An official from the mountaineering division at the Nepalese tourism ministry said 13 bodies had so far been recovered and ferried to base camp. As many as seven climbers were said to be missing. "The avalanche hit the Nepalese Sherpa guides and climbers as they were heading towards Camp I from the Base Camp of the Everest," said Tilak Pandey, an official at Mountaineering Division of Tourism Ministry.

"There were around 15 climbers from six different expeditions including Alpine Ascent and Summit Nepal, when the avalanche swept them away," he said.

A spokesman for Nepal's tourism ministry said that some missing climbers had been rescued, but more are still missing.
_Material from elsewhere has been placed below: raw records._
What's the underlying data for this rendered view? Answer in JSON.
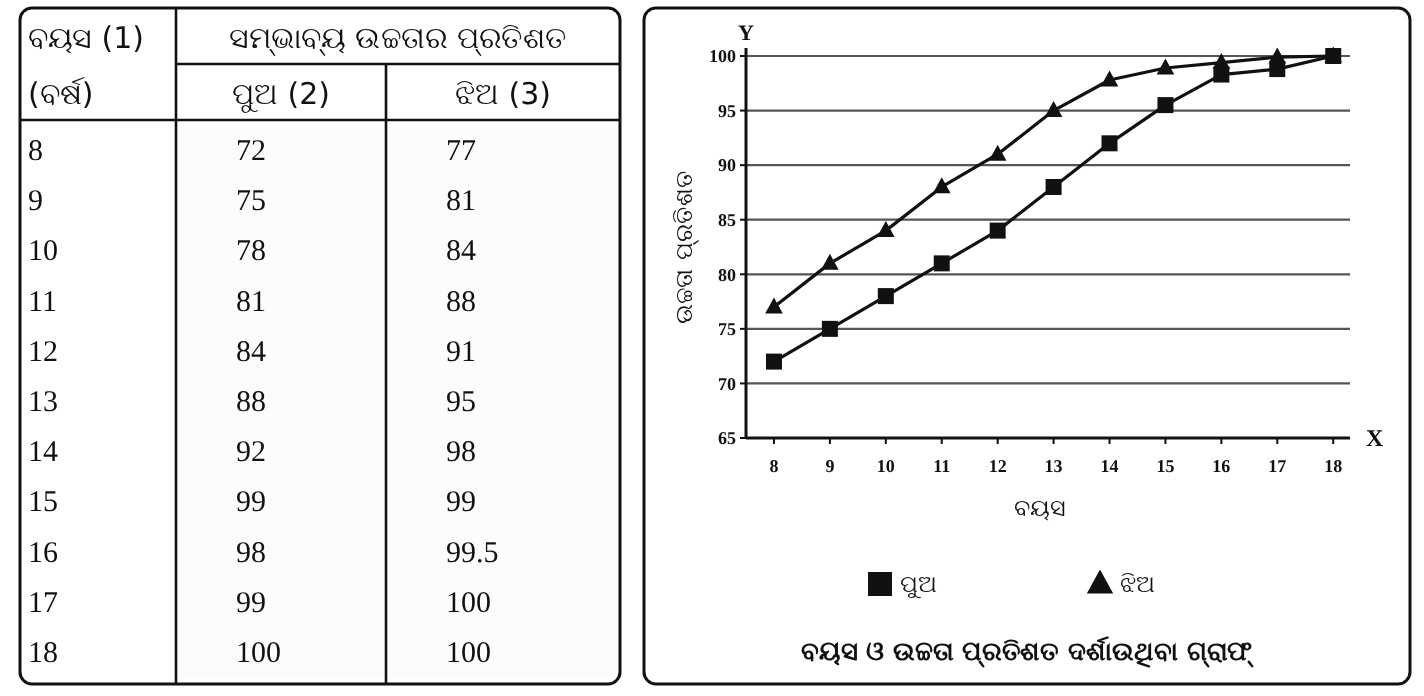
{
  "chart_data": [
    {
      "type": "heatmap",
      "annotations": [
        "ବୟସ (1)",
        "(ବର୍ଷ)",
        "ସମ୍ଭାବ୍ୟ ଉଚ୍ଚତାର ପ୍ରତିଶତ"
      ],
      "categories": [
        "ପୁଅ (2)",
        "ଝିଅ (3)"
      ],
      "y_categories": [
        "8",
        "9",
        "10",
        "11",
        "12",
        "13",
        "14",
        "15",
        "16",
        "17",
        "18"
      ],
      "cells": [
        [
          72,
          77
        ],
        [
          75,
          81
        ],
        [
          78,
          84
        ],
        [
          81,
          88
        ],
        [
          84,
          91
        ],
        [
          88,
          95
        ],
        [
          92,
          98
        ],
        [
          99,
          99
        ],
        [
          98,
          99.5
        ],
        [
          99,
          100
        ],
        [
          100,
          100
        ]
      ],
      "data_labels": true
    },
    {
      "type": "line",
      "title": "ବୟସ ଓ ଉଚ୍ଚତା ପ୍ରତିଶତ ଦର୍ଶାଉଥିବା ଗ୍ରାଫ୍",
      "xlabel": "ବୟସ",
      "ylabel": "ଉଚ୍ଚତା ପ୍ରତିଶତ",
      "annotations": [
        "Y",
        "X"
      ],
      "x": [
        8,
        9,
        10,
        11,
        12,
        13,
        14,
        15,
        16,
        17,
        18
      ],
      "series": [
        {
          "name": "ପୁଅ",
          "color": "#111111",
          "marker": "square",
          "values": [
            72,
            75,
            78,
            81,
            84,
            88,
            92,
            95.5,
            98.3,
            98.8,
            100
          ]
        },
        {
          "name": "ଝିଅ",
          "color": "#111111",
          "marker": "triangle",
          "values": [
            77,
            81,
            84,
            88,
            91,
            95,
            97.8,
            98.9,
            99.4,
            99.9,
            100
          ]
        }
      ],
      "xlim": [
        7.5,
        18.3
      ],
      "xticks": [
        8,
        9,
        10,
        11,
        12,
        13,
        14,
        15,
        16,
        17,
        18
      ],
      "ylim": [
        65,
        100
      ],
      "yticks": [
        65,
        70,
        75,
        80,
        85,
        90,
        95,
        100
      ],
      "grid": "y",
      "legend": "bottom",
      "line_style": "solid"
    }
  ]
}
The local guides had climbed up the slope early in the morning to fix ropes for climbers and prepare the route for mountaineers when the avalanche hit, officials said. Himalayan Rescue Association along with Nepal Army, Armed Police Force personnel and mountain guides carried out the rescue operation at the site, Nepal Trekking Association said.

Several injured climbers were brought to the base camp and three were said to be in a serious condition. Around 4,000 people have scaled Mt Everest since 1953 when Tenzing Sherpa and Edmund Hillary made it to the summit of the peak. More than 250 people have died while attempting to climb the Everest. This year over 300 climbers have taken permission to climb the Everest.

The accident comes during the peak climbing months of April and May as hundreds of climbers converged at base camp in the hope of scaling the 8,848-metre-high summit. Nearly 100 Sherpa guides and climbers have been trapped above the avalanche site.

Ethnic Sherpas act as guides for the mostly-foreign clients. The worst recorded accident on Everest has been a snowstorm on May 11, 1996, that killed eight climbers. Six Nepalese guides were killed in an avalanche in 1970.